Department of Mechanical and Electrical Engineering, Xiamen University, No. 4221-134, Xiangan South Road, Xiangan South District, Xiamen City, 361102, Fujian Province, China.
Children's Hospital of Xiamen, Xiamen City, 361006, Fujian Province, China.
Sci Rep. 2022 May 5;12(1):7386. doi: 10.1038/s41598-022-10367-w.
Revealing the structural morphology and inner flow field of the upper airway is important for understanding obstructive sleep apnea-hypopnea syndrome (OSAHS) incidence phenomena and pathological diagnosis in children. However, prior work on this topic has been focused on adults and the findings cannot be directly extrapolated to children because of different inducing factors. Therefore, this paper employs a simulation method to investigate upper airway flow characteristics of childhood OSAHS. It is found that the Reynold number changes highly throughout the whole upper airway, and the laminar assumption is no longer suitable for low Reynold number flow, which is much unlike classic fluid mechanics. Turbulent models of Standard k-ω and Spalart-Allmaras were developed prior to suggestion. The simulation is validated by experiments with an error of approximately 20%. Additionally, carried out in this analysis is the influence of adenoidal hypertrophy with different narrow levels. The cross-sectional area, flow velocity, pressure drop and volume rate will change greatly when the narrow level is above 64% of the upper airway, which can be a quantitative explanation for medical intervention if adenoid hypertrophy blocks 2/3 of the upper airway in the common clinical judgment of otorhinolaryngology. It is expected that this paper can be a meaningful instruction on OSAHS surgery plan making as well as recovery evaluation postoperatively.

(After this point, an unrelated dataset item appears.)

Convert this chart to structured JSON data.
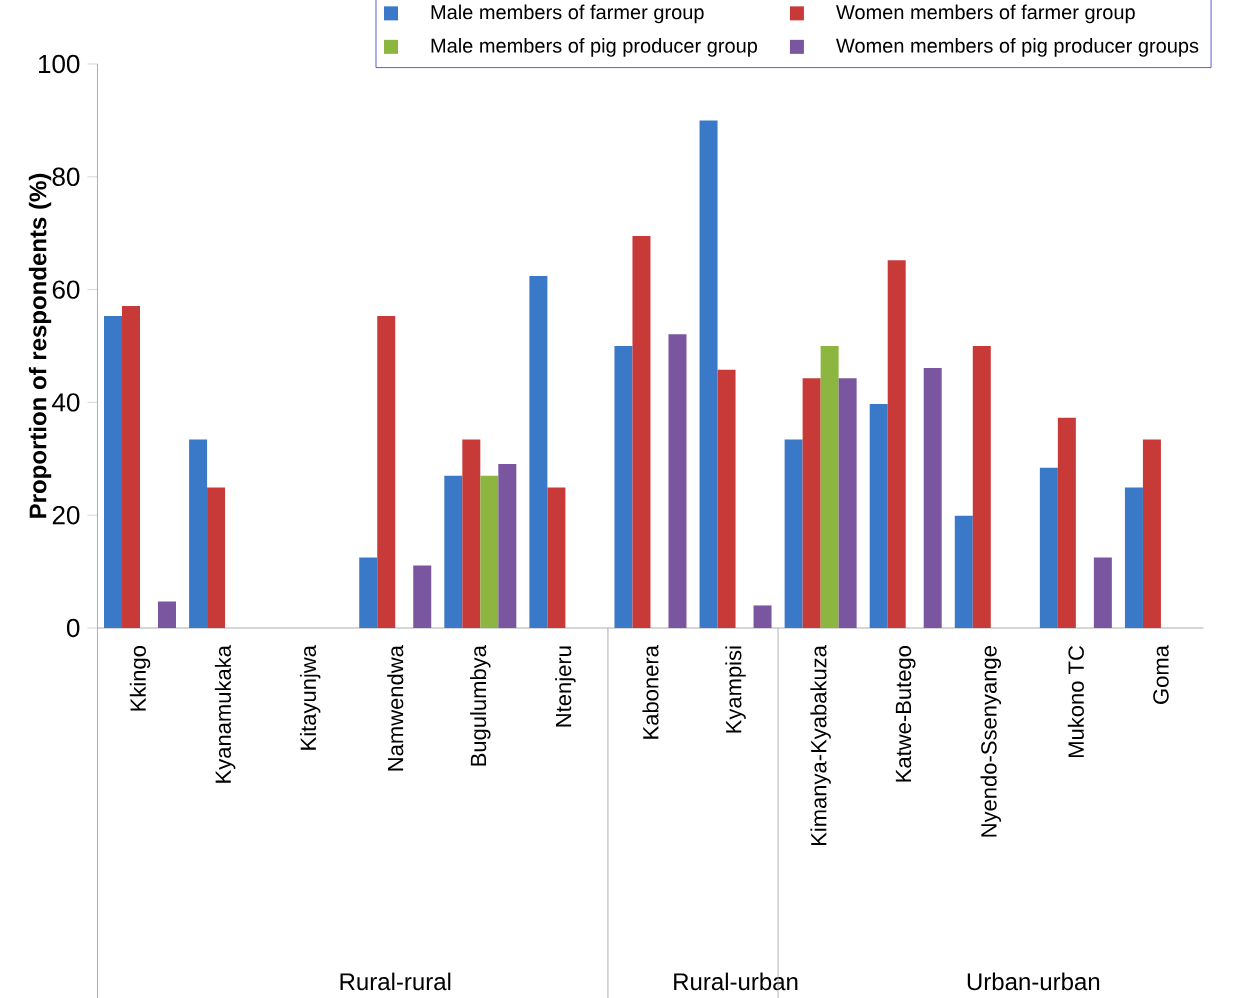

揭示上呼吸道的结构形态和内部流场对于理解儿童阻塞性睡眠呼吸暂停低通气综合征(OSAHS)的发病现象和病理诊断非常重要。然而,由于诱发因素不同,该主题的先前工作主要集中在成年人身上,因此无法直接推断出儿童的结果。因此,本文采用模拟方法研究儿童 OSAHS 的上呼吸道流场特性。研究发现,整个上呼吸道的雷诺数变化很大,层流假设不再适用于低雷诺数流动,这与经典流体力学有很大不同。在提出建议之前,开发了标准 k-ω和 Spalart-Allmaras 湍流模型。模拟通过实验进行了验证,误差约为 20%。此外,还分析了不同狭窄程度的腺样体肥大的影响。当狭窄程度超过上呼吸道的 64%时,横截面积、流速、压降和体积率会发生很大变化,如果腺样体肥大在耳鼻喉科常见的临床判断中阻塞了上呼吸道的 2/3,这可以作为医学干预的定量解释。本文有望对上气道正压通气治疗阻塞性睡眠呼吸暂停低通气综合征的手术方案制定和术后恢复评估提供有意义的指导。